Kelihatan jelas kan janggalnya? Terlebih lagi ketika si Mawar bilang "square engine banyak diaplikasi bebek Yamaha....artinya bore x stroke hampir sama.....artinya respon kurang cepat dan kecepatan maksimal kurang tinggi....contohnya jupiter z" Terlihat jelas sekali bahwa Si Mawar tidak begitu paham dengan karakter mesin. Pernyataan bore x stroke hampir sama, agak kurang tepat karena pada dasarna square engine merupakan sebutan spek mesin dengan besaran bore x stroke yang punya selisih 0mm - 0,9mm. 0,9mm adalah toleransinya yang paling maksimal. Jika tidak berada dari rentang 0mm - 0,9mm maka karakter mesin bukanlah square, bisa over bore atau over stroke.
Lebih lucunya, Si Mawar mencontohkannya adalah Jupiter Z. Bahkan pada postingan berikutnya dia bilang bahwa vega r juga square engine. Square apanya? Lihatlah baik-baik speknya Jupiter Z dan Vega R, yaitu diameter x langkah = 51mm xx 54mm.Square dari Hongkong!Sudah jelas-jelas selisihnya 3mm, apanya yang hampir sama?Jika Jupiter Znya ovs 300, maka karakter mesin baru jadi square karena bore x strokenya sama-sama 54mm. Atau yang hampir sama adalah SUpra x 125 yang di bore up pakai piston Sonic ovs 0, maka bore x strokenya jadi 58mm x 57,9mm. itu baru mesin square atau lebih tepatnya cenderung square.

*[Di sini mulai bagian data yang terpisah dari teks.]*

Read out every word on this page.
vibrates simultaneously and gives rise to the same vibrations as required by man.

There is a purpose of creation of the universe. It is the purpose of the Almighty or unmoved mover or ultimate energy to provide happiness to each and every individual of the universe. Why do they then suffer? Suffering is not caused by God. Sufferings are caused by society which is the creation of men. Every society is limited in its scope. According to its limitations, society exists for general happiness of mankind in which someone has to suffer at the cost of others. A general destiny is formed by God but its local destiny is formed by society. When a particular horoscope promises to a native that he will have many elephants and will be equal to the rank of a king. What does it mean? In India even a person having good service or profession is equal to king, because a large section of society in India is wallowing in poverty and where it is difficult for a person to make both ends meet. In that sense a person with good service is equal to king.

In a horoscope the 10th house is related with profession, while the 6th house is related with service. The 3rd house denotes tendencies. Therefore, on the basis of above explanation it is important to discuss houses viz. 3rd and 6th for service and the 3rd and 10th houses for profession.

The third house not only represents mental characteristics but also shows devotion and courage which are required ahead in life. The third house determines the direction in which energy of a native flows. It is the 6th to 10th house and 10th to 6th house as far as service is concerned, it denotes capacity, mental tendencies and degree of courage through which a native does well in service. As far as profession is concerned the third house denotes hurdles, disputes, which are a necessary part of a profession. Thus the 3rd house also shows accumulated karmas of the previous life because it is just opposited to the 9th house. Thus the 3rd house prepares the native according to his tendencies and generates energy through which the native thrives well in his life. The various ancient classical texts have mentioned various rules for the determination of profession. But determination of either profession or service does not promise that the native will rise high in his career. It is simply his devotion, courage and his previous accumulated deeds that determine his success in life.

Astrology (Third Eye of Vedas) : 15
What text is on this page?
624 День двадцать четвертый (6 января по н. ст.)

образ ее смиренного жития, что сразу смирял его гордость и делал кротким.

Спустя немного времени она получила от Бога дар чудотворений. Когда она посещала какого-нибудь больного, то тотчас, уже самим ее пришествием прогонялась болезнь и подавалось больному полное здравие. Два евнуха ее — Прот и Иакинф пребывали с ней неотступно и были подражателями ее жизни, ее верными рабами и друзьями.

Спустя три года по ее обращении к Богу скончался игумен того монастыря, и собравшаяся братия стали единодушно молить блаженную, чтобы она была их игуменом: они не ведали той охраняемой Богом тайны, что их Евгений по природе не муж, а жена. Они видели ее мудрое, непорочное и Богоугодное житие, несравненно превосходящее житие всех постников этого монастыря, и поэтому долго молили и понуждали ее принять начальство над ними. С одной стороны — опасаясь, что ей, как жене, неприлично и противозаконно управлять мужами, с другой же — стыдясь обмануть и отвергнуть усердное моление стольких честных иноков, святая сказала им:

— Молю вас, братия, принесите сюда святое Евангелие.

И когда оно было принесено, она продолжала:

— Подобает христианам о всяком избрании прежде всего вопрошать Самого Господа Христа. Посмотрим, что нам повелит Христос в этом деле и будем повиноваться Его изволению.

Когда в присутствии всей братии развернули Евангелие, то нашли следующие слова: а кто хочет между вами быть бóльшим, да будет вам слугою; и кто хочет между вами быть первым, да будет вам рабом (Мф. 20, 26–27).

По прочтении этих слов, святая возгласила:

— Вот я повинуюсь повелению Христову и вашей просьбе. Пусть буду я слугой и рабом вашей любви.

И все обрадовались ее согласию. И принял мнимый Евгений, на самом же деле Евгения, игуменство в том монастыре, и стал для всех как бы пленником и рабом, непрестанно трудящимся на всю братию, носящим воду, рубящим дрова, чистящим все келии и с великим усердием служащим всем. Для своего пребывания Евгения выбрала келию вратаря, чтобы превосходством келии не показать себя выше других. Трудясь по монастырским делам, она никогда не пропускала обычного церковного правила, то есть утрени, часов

Jadi jika tidak tahu dengan pasti dan tidak mengerti benar, lebih baik diam daripada terlihat jelas kebodohannya.

1 comments:

Anonymous said...

ngakak coy...
kalo baca dari bahasanya keliatan banget pembaca & pengamat majalah motor mau itu motor +, otoplus, ototrend.

cz bacaan majalah motor sering kali banyak melencengnya entah itu dari salah ketik atau salah nara sumber.... :D

yg jelas mau pabrikan honda, yamaha, suzuki, atau kawasaki. itu punya kelebihan sendiri tenaga pada putaran mesinnya, jadi tiap merk bawanya musti beda.

soal design mesin overbore/stroke kayanya beda sedikit deh kalo untuk ukuran motor mesin datar.